2016 Postmortem
In reply to the discussion: Washington Post: Bernie Sanders is hijacking the Democratic Party to be elected as an independent [View all]DirkGently
(12,151 posts)What is a political party -- the people controlling it, or the people in it?
Who has the right to say who "we" are?
Who gets to say who is legitimate and who is an intruder?
And all the same questions apply equally to the country at large. Are "the people" writ large supposed to have a voice, or do they need to just settle down and let their self-imagined betters run things as they see fit?
Because that's maybe not working very well.
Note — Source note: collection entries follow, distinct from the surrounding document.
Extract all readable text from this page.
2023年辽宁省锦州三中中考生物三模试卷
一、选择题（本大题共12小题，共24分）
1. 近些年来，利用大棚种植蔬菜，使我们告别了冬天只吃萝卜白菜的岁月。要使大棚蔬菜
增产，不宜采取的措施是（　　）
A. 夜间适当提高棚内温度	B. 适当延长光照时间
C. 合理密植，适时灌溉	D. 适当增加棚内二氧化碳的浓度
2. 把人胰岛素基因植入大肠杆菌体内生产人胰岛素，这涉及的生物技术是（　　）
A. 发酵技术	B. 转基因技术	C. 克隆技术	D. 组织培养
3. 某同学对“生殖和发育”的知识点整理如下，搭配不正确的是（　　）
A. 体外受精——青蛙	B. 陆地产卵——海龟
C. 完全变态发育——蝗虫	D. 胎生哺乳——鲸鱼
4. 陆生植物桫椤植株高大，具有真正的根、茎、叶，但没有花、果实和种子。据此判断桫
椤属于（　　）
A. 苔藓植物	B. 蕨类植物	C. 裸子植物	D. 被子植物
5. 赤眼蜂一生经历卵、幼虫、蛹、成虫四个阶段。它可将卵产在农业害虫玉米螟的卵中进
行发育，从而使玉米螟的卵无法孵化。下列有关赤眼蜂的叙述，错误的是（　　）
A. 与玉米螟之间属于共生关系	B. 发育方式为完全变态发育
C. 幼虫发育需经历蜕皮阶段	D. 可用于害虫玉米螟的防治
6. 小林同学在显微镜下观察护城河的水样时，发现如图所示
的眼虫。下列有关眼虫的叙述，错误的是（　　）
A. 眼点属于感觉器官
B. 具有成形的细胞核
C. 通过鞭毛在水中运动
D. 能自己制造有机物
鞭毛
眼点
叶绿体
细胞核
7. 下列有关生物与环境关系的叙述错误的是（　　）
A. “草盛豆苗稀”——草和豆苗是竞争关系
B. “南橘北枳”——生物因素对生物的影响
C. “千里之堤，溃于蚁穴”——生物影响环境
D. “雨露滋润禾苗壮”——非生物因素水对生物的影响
To me the attitude that someone will establish control and then dictate to everyone else is supposed to be the Republican view of "democracy." Once it was white male landowners; now it's simply whoever has the most money or can otherwise purchase the most influence.
"We stole this power fair and square. Now butt out!"
Whenever I see people enthusing about how they can't wait until people who disagree with them have to shut up or be "kicked out," I wonder why they call themselves Democrats in the first place. We already have a party that's about hierarchies and rigid power structures and elitist ideas of who is permitted to call the shots.
And of course, WaPo is so deeply in the tank for the Clinton campaign that it was recently observed hitting 16 anti-Sanders stories in 16 hours, joining the growing laundry list of establishment institutions setting their credibility on fire to try to swing the Democratic Primary.
http://usuncut.com/politics/washington-post-bias-against-bernie-sanders/
Whatever we do in this election, we need to think about whether the Democrats stand for small "d" democracy, or for a slightly more polite authoritarianism than what the Republicans are offering.